It was a typical Thursday morning aboard the International Space Station, and astronaut Scott Kelly was taking pictures out the window and posting the view to Twitter. His target was Typhoon Soudelor, heading toward Taiwan and China. Dozens of people replied to the tweet, flooding the astronaut with questions he would not be able to answer individually, including "How long will the typhoon stick around?" and "How do you define morning up there?"
Scott Kelly / NASA
Back on Earth, at roughly the same time, questions tangentially related to spaceflight were piling up in a phone queue during Orbital ATK’s second quarter financial results conference call. The call was ostensibly about the company’s fiscal state, but many reporters wanted to know about actions leading to that state—in particular, how Orbital was proceeding with its Antares rocket "Go-Forward" plans.
Antares, carrying a Cygnus cargo craft bound for the International Space Station, exploded and fell back to Earth seconds after liftoff last fall. The spectacular mishap was attributed to a failed turbopump in one of the rocket’s first-stage AJ26 engines. The AJ26 is a refurbished Soviet Union powerplant originally built for Russia’s ill-fated crewed lunar landing program.
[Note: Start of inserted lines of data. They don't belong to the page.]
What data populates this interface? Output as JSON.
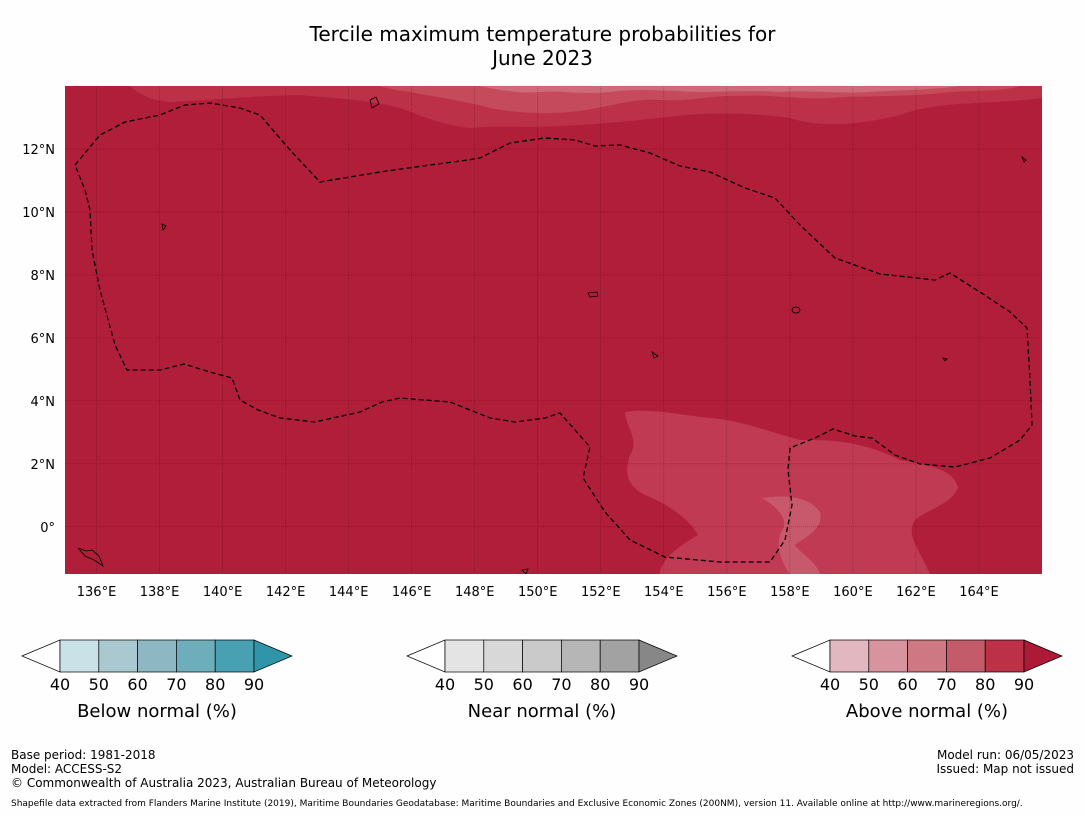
{
  "title": {
    "line1": "Tercile maximum temperature probabilities for",
    "line2": "June 2023"
  },
  "map": {
    "lon_range": [
      135,
      166
    ],
    "lat_range": [
      -1.5,
      14
    ],
    "background_color": "#b11e3a",
    "lon_ticks": [
      136,
      138,
      140,
      142,
      144,
      146,
      148,
      150,
      152,
      154,
      156,
      158,
      160,
      162,
      164
    ],
    "lon_labels": [
      "136°E",
      "138°E",
      "140°E",
      "142°E",
      "144°E",
      "146°E",
      "148°E",
      "150°E",
      "152°E",
      "154°E",
      "156°E",
      "158°E",
      "160°E",
      "162°E",
      "164°E"
    ],
    "lat_ticks": [
      0,
      2,
      4,
      6,
      8,
      10,
      12
    ],
    "lat_labels": [
      "0°",
      "2°N",
      "4°N",
      "6°N",
      "8°N",
      "10°N",
      "12°N"
    ],
    "grid": true,
    "eez_boundary_style": "dashed"
  },
  "colorbars": [
    {
      "id": "below",
      "title": "Below normal (%)",
      "ticks": [
        "40",
        "50",
        "60",
        "70",
        "80",
        "90"
      ],
      "colors": [
        "#ffffff",
        "#c8e2e8",
        "#a9c8cf",
        "#8db7c2",
        "#6eaebb",
        "#48a1b2",
        "#3195a9"
      ]
    },
    {
      "id": "near",
      "title": "Near normal (%)",
      "ticks": [
        "40",
        "50",
        "60",
        "70",
        "80",
        "90"
      ],
      "colors": [
        "#ffffff",
        "#e4e4e4",
        "#d8d8d8",
        "#cacaca",
        "#b6b6b6",
        "#a2a2a2",
        "#878787"
      ]
    },
    {
      "id": "above",
      "title": "Above normal (%)",
      "ticks": [
        "40",
        "50",
        "60",
        "70",
        "80",
        "90"
      ],
      "colors": [
        "#ffffff",
        "#e2b7c0",
        "#d8949e",
        "#cd7882",
        "#c45b6a",
        "#bc3048",
        "#ad1a38"
      ]
    }
  ],
  "footer": {
    "base_period": "Base period: 1981-2018",
    "model": "Model: ACCESS-S2",
    "copyright": "© Commonwealth of Australia 2023, Australian Bureau of Meteorology",
    "model_run": "Model run: 06/05/2023",
    "issued": "Issued: Map not issued",
    "shapefile_note": "Shapefile data extracted from Flanders Marine Institute (2019), Maritime Boundaries Geodatabase: Maritime Boundaries and Exclusive Economic Zones (200NM), version 11. Available online at http://www.marineregions.org/."
  }
}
Orbital ATK permanently shelved the AJ26 after the accident, and replaced it with a different Russian-built engine, the RD-181. The first new set of RD-181s arrived at Antares’ Wallops Island, Virginia home last month, and are apparently just days away from installation into their rocket frame, according to David Thompson, the company's president and CEO.
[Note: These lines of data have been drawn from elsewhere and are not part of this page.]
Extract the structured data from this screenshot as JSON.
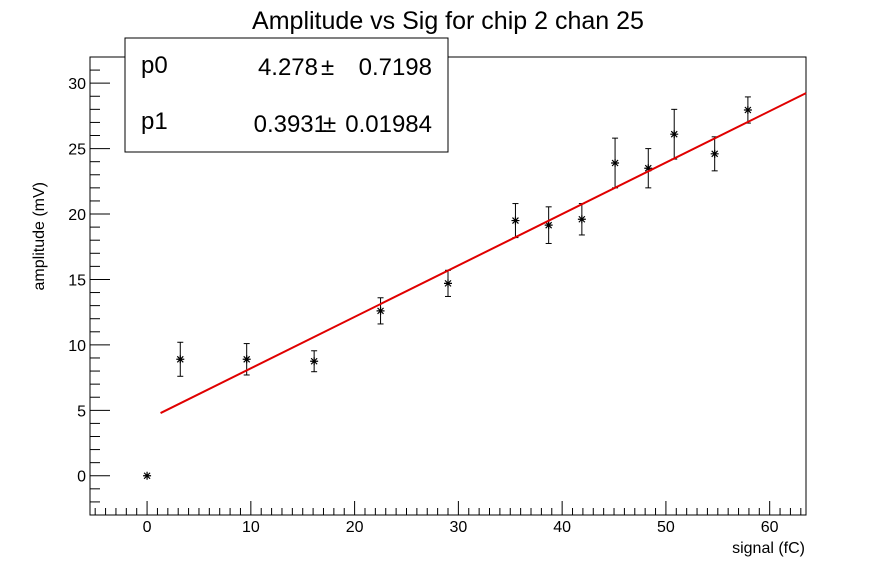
{
  "chart_data": {
    "type": "scatter",
    "title": "Amplitude vs Sig for chip 2 chan 25",
    "xlabel": "signal (fC)",
    "ylabel": "amplitude (mV)",
    "xlim": [
      -5.5,
      63.5
    ],
    "ylim": [
      -3,
      32
    ],
    "x_ticks": [
      0,
      10,
      20,
      30,
      40,
      50,
      60
    ],
    "y_ticks": [
      0,
      5,
      10,
      15,
      20,
      25,
      30
    ],
    "grid": false,
    "points": [
      {
        "x": 0,
        "y": 0.0,
        "err": 0
      },
      {
        "x": 3.2,
        "y": 8.9,
        "err": 1.3
      },
      {
        "x": 9.6,
        "y": 8.9,
        "err": 1.2
      },
      {
        "x": 16.1,
        "y": 8.75,
        "err": 0.8
      },
      {
        "x": 22.5,
        "y": 12.6,
        "err": 1.0
      },
      {
        "x": 29.0,
        "y": 14.7,
        "err": 1.0
      },
      {
        "x": 35.5,
        "y": 19.5,
        "err": 1.3
      },
      {
        "x": 38.7,
        "y": 19.15,
        "err": 1.4
      },
      {
        "x": 41.9,
        "y": 19.6,
        "err": 1.2
      },
      {
        "x": 45.1,
        "y": 23.9,
        "err": 1.9
      },
      {
        "x": 48.3,
        "y": 23.5,
        "err": 1.5
      },
      {
        "x": 50.8,
        "y": 26.1,
        "err": 1.9
      },
      {
        "x": 54.7,
        "y": 24.6,
        "err": 1.3
      },
      {
        "x": 57.9,
        "y": 27.95,
        "err": 1.0
      }
    ],
    "fit": {
      "color": "#e00000",
      "p0": 4.278,
      "p1": 0.3931,
      "x_range": [
        1.3,
        63.5
      ]
    },
    "stats": {
      "rows": [
        {
          "name": "p0",
          "value": "4.278",
          "pm": "±",
          "error": "0.7198"
        },
        {
          "name": "p1",
          "value": "0.3931",
          "pm": "±",
          "error": "0.01984"
        }
      ]
    }
  }
}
"Together, with good progress in a number of other areas, this keeps us on track for the next Antares launch in early 2016," Thompson said. Before that happens, repairs to Mid-Atlantic Regional Spaceport launch pad 0A must be completed—a job Thompson expects to be completed in September. Antares, sporting its new engines, could be rolled out to the pad for testing as early as December.
Orbital ATK's return-to-flight plan includes a separate Cygnus jaunt to get supplies to the station sooner, courtesy of a United Launch Alliance Atlas V rocket. That mission, scheduled for early December, also gives NASA an additional future cargo backup plan. The space agency remains bullish on Orbital; it was revealed during the financial results call that NASA bought two additional Cygnus vehicles to fly between mid-2017 and early 2018.
A Cygnus spacecraft approaches the International Space Station on Sept. 29, 2013.
Just as Antares’ path to launch goes through Russia, so it goes for the crew-ferrying side of ISS operations. On Wednesday, NASA Administrator Charles Bolden announced the agency was spending $490 million to buy a new round of astronaut seats aboard Soyuz spacecraft. This, Bolden argued in a letter to Congress, is a result of chronic budget-slashing that has stunted the growth of NASA’s commercial spaceflight program since 2010.
"Unfortunately, for five years now, the Congress, while incrementally increasing annual funding, has not adequately funded the Commercial Crew Program to return human spaceflight launches to American soil this year, as planned," Bolden wrote. NASA’s current human-spaceflight-as-a-service target is 2017, though the administrator warned that date is jeopardized by a possible funding shortfall for fiscal year 2016. "If this occurs, the existing fixed-price CCtCap contracts may need to be renegotiated, likely resulting in further schedule slippage and increased cost."
The same day Bolden lobbed the Soyuz news to Congress, Michael Suffredini, the head of the ISS program, announced he was leaving the agency for private industry; despite the timing of both news releases, there is no outward evidence the departure is linked to the Soyuz seat purchase. Suffredini, who saw the station to completion through the post-space shuttle Columbia era, transformed the ISS into a "fully functional microgravity laboratory," as human spaceflight head William Gerstenmaier put it. Kirk Shireman, deputy director of the Johnson Space Center, succeeds Suffredini.
Ten hours and more than six orbits after Scott Kelly tweeted his Typhoon Soudelor image, the astronaut declared he was heading to bed. "Riding out with the sun," he said, posting a photo of a sunset over a darkened Earth limb, outlined by the planet’s blurry blue atmosphere.